You avoid wasting time on obvious mistakes.
Behavioral research shows that people strongly prefer tools that reduce early negative feedback, even if long-term mastery suffers (Risko and Gilbert 2016).
AI removes friction.
Friction used to teach.
The Confidence Trap
When you never see your own bad versions, confidence becomes unstable.
You feel capable while the system is helping.
You feel lost when it is not.
Studies of over-reliance on decision aids show that people can confuse tool-assisted performance with personal competence, leading to sharp drops in confidence when support is removed (Dietvorst et al. 2015).
You do not build trust in yourself.
You borrow it from the system.
Creativity Suffers Quietly
Creativity depends on bad drafts.
The first version is supposed to be wrong.
The second is supposed to be messy.
The third starts to feel like yours.
When AI smooths early drafts too quickly, creators often skip the phase where ideas surprise them. Research in creative cognition shows that constraint, delay, and error are essential for original insight (Stokes 2006).
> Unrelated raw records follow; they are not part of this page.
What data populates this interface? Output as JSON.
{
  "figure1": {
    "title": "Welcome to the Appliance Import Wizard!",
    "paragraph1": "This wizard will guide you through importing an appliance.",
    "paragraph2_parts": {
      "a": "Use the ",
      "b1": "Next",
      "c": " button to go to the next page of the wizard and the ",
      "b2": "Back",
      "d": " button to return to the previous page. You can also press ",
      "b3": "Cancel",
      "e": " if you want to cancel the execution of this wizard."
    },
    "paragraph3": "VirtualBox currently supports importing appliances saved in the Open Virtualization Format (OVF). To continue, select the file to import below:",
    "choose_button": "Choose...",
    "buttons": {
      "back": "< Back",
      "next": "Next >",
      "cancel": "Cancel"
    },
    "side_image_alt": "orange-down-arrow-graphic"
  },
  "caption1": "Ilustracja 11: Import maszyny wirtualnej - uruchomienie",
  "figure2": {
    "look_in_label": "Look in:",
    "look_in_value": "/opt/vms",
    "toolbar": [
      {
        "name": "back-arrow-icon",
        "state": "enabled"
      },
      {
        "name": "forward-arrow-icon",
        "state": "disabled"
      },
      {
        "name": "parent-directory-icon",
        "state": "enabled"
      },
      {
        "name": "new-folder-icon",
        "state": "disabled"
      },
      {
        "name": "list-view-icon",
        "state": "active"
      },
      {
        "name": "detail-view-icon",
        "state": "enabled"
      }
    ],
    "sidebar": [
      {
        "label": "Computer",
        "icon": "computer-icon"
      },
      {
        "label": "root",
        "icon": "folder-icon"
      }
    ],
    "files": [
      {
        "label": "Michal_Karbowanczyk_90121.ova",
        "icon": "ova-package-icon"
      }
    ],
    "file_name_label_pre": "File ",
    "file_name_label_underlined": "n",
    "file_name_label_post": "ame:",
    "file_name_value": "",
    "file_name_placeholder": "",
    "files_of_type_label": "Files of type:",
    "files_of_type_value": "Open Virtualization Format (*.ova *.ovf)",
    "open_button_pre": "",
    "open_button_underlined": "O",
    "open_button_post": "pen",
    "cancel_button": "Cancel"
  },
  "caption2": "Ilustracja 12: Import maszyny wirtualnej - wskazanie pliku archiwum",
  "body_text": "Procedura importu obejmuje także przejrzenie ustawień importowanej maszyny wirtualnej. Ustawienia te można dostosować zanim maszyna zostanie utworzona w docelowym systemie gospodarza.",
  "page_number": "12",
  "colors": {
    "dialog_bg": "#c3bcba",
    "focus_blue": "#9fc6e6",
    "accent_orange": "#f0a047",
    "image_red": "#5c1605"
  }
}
Good output appears faster.
Original thought appears less often.
Skill Becomes Thinner
This does not mean people become worse.
They become narrower.
They can operate tools.
They can edit results.
They can steer outputs.
But fewer people can build from zero.
Fewer people tolerate not knowing.
Educational researchers warn that systems which optimize for correctness too early can reduce exploratory learning and long-term transfer of skills (Kapur 2008).
You get competence without resilience.
Why This Matters Outside Work
This pattern does not stay in professional life.
It spills into hobbies.
Learning.
Self-image.
When people are never bad at something, they stop starting new things. They avoid domains where AI cannot help yet. They choose safety over growth.
Failure used to be temporary.
Now it feels optional.
And that changes behavior.
What We Might Lose
Being bad was not just a phase.
It was a signal.
It told you where effort mattered.
It told you when you were improving.
It told you that mastery was earned.
AI does not remove the need for learning.
It removes the pain that made learning meaningful.
AI is not making people less capable.
It is changing how capability forms.
When systems erase the awkward phase, they also erase the patience, humility, and persistence that came with it.
Being bad used to be how you knew you were learning.
If we lose that signal, we may still get good results.
We just may not know how we got there.
And that is a different kind of progress than we are used to.
References
Bainbridge, L. (1983). Ironies of automation. Automatica, 19(6), 775–779.
Dietvorst, B. J., Simmons, J. P., & Massey, C. (2015). Algorithm aversion. Journal of Experimental Psychology: General, 144(1), 114–126.
Ericsson, K. A., Krampe, R. T., & Tesch-Römer, C. (1993). The role of deliberate practice. Psychological Review, 100(3), 363–406.
Kapur, M. (2008). Productive failure. Cognition and Instruction, 26(3), 379–424.
Risko, E. F., & Gilbert, S. J. (2016). Cognitive offloading. Trends in Cognitive Sciences, 20(9), 676–688.
Stokes, P. D. (2006). Creativity from constraints. Springer.





Ai should be a tool only to use when appropriately needed. Not as the primary source.
Generally when I write or express something here in Substack, it’s always from the heart and written without that tool. Probably something I should use a little extra though. 🤓😊
Have an excellent day.
Thank you for sharing.
I think AI lowered the barrier to get into specific domains of professions.
Having been in tech over two decades, I was able to pivot with every new tech throughout my career. Because I had the fundamentals and the ‘actual doing of the grunt’ of the work.
You can’t retrofit experience onto tech. It doesn’t work that way.
Tech changes, then what do you have to fall back on; zilch.
I use AI as an enhancer not as a replacement. I highly recommend it!!